Almost everyone intersects at some point in their life with a nonprofit organization that provides access to opportunities for children or adults to learn and play sports.  As many folks may be aware due to recent media coverage, even the NFL is a nonprofit organization (a 501(c)(6) organization, which covers organizations like business leagues and chambers of commerce).  How (and whether) these organizations qualify as tax-exempt depends on the specific activities of the organization.

Sports activities are not, by their very nature, charitable activities.  Simply the fact that an organization enables athletic activity does not mean that it is a tax-exempt organization of any type.  For example, professional sports teams are all for-profit enterprises.  However, some organizations that promote a sport or sports may qualify as tax exempt under §501(c)(3) as charitable organizations.  Organizations that qualify in this manner meet the standard because they fall into one of the following categories:

  1. The organization meets the definition of educational because it either teaches sports to youth, or it is affiliated with a tax-exempt school or university.  These types of organizations can provide facilities and equipment without jeopardizing their tax-exempt status.
  2. An organization that provides athletic opportunities for youth may also qualify as charitable because the organization exists for the charitable purpose of combatting juvenile delinquency or lessening the burdens of government.  These types of organizations can also provide facilities and equipment.
  3. The organization is organized and operated to “foster national or international amateur sports competition.”  These types of organizations cannot provide facilities or equipment.
  4. The organization is organized and operated to “foster national or international sports competitions” and meets the definition of a “qualified amateur sports organization.” These types of organizations can provide facilities and equipment.

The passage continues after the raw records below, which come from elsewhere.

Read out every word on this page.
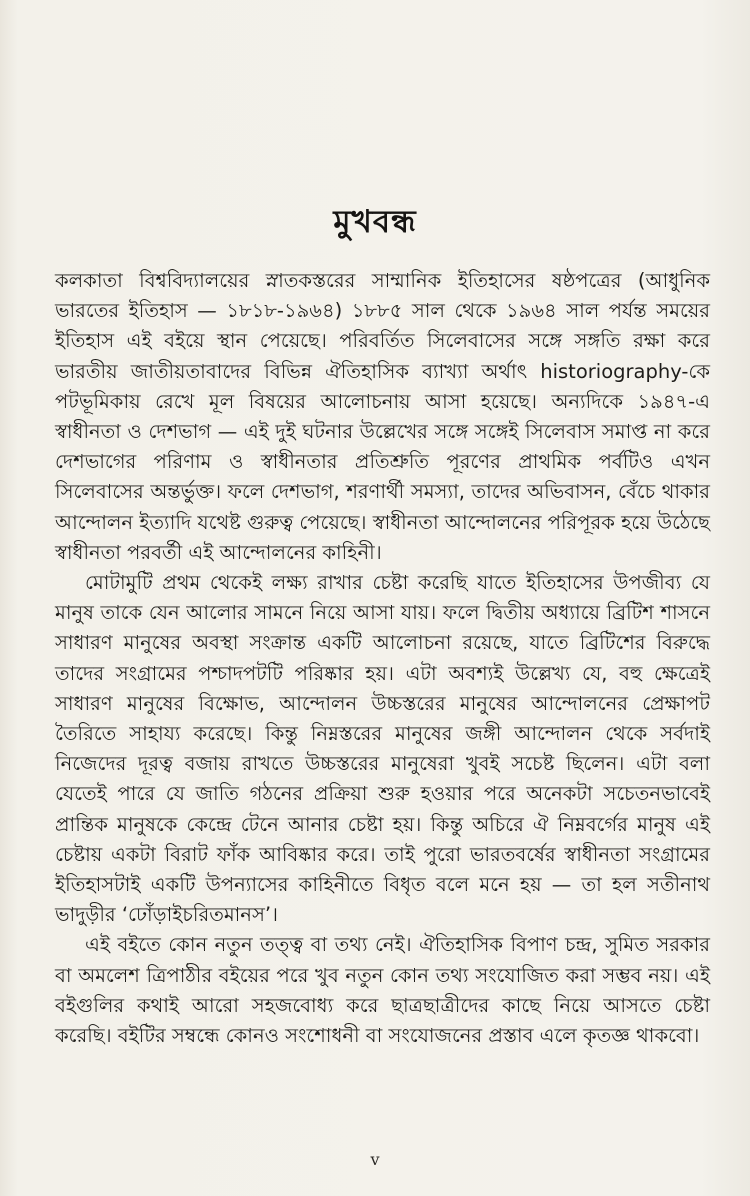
মুখবন্ধ

কলকাতা বিশ্ববিদ্যালয়ের স্নাতকস্তরের সাম্মানিক ইতিহাসের ষষ্ঠপত্রের (আধুনিক ভারতের ইতিহাস — ১৮১৮-১৯৬৪) ১৮৮৫ সাল থেকে ১৯৬৪ সাল পর্যন্ত সময়ের ইতিহাস এই বইয়ে স্থান পেয়েছে। পরিবর্তিত সিলেবাসের সঙ্গে সঙ্গতি রক্ষা করে ভারতীয় জাতীয়তাবাদের বিভিন্ন ঐতিহাসিক ব্যাখ্যা অর্থাৎ historiography-কে পটভূমিকায় রেখে মূল বিষয়ের আলোচনায় আসা হয়েছে। অন্যদিকে ১৯৪৭-এ স্বাধীনতা ও দেশভাগ — এই দুই ঘটনার উল্লেখের সঙ্গে সঙ্গেই সিলেবাস সমাপ্ত না করে দেশভাগের পরিণাম ও স্বাধীনতার প্রতিশ্রুতি পূরণের প্রাথমিক পর্বটিও এখন সিলেবাসের অন্তর্ভুক্ত। ফলে দেশভাগ, শরণার্থী সমস্যা, তাদের অভিবাসন, বেঁচে থাকার আন্দোলন ইত্যাদি যথেষ্ট গুরুত্ব পেয়েছে। স্বাধীনতা আন্দোলনের পরিপূরক হয়ে উঠেছে স্বাধীনতা পরবর্তী এই আন্দোলনের কাহিনী।

মোটামুটি প্রথম থেকেই লক্ষ্য রাখার চেষ্টা করেছি যাতে ইতিহাসের উপজীব্য যে মানুষ তাকে যেন আলোর সামনে নিয়ে আসা যায়। ফলে দ্বিতীয় অধ্যায়ে ব্রিটিশ শাসনে সাধারণ মানুষের অবস্থা সংক্রান্ত একটি আলোচনা রয়েছে, যাতে ব্রিটিশের বিরুদ্ধে তাদের সংগ্রামের পশ্চাদপটটি পরিষ্কার হয়। এটা অবশ্যই উল্লেখ্য যে, বহু ক্ষেত্রেই সাধারণ মানুষের বিক্ষোভ, আন্দোলন উচ্চস্তরের মানুষের আন্দোলনের প্রেক্ষাপট তৈরিতে সাহায্য করেছে। কিন্তু নিম্নস্তরের মানুষের জঙ্গী আন্দোলন থেকে সর্বদাই নিজেদের দূরত্ব বজায় রাখতে উচ্চস্তরের মানুষেরা খুবই সচেষ্ট ছিলেন। এটা বলা যেতেই পারে যে জাতি গঠনের প্রক্রিয়া শুরু হওয়ার পরে অনেকটা সচেতনভাবেই প্রান্তিক মানুষকে কেন্দ্রে টেনে আনার চেষ্টা হয়। কিন্তু অচিরে ঐ নিম্নবর্গের মানুষ এই চেষ্টায় একটা বিরাট ফাঁক আবিষ্কার করে। তাই পুরো ভারতবর্ষের স্বাধীনতা সংগ্রামের ইতিহাসটাই একটি উপন্যাসের কাহিনীতে বিধৃত বলে মনে হয় — তা হল সতীনাথ ভাদুড়ীর ‘ঢোঁড়াইচরিতমানস’।

এই বইতে কোন নতুন তত্ত্ব বা তথ্য নেই। ঐতিহাসিক বিপাণ চন্দ্র, সুমিত সরকার বা অমলেশ ত্রিপাঠীর বইয়ের পরে খুব নতুন কোন তথ্য সংযোজিত করা সম্ভব নয়। এই বইগুলির কথাই আরো সহজবোধ্য করে ছাত্রছাত্রীদের কাছে নিয়ে আসতে চেষ্টা করেছি। বইটির সম্বন্ধে কোনও সংশোধনী বা সংযোজনের প্রস্তাব এলে কৃতজ্ঞ থাকবো।

v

Whether or not an organization meets the definition of fostering national or international amateur sports competitions depends on the specifics of that organization.  For example, if the organization exists primarily to provide social opportunities to the players, then it may not qualify.  Whether the social activities are primary are not is determined based on the specifics of the organization’s activities.  Similarly, whether the organization promotes national/international competition or more local/regional competition can affect exemption and will be based on the organization’s specific activities.

Organizations that don’t qualify under §501(c)(3) may qualify under other tax sections, including under §501(c)(4) as a social welfare organization, or under §501(c)(7) as a social club.  As mentioned prior in this article, certain types of sport-related nonprofits may even qualify under §501(c)(6) as a business league.  Requirements on how the organization operates will vary, depending on the organization’s specific activities and what type of tax-exempt organization the organization would like to be.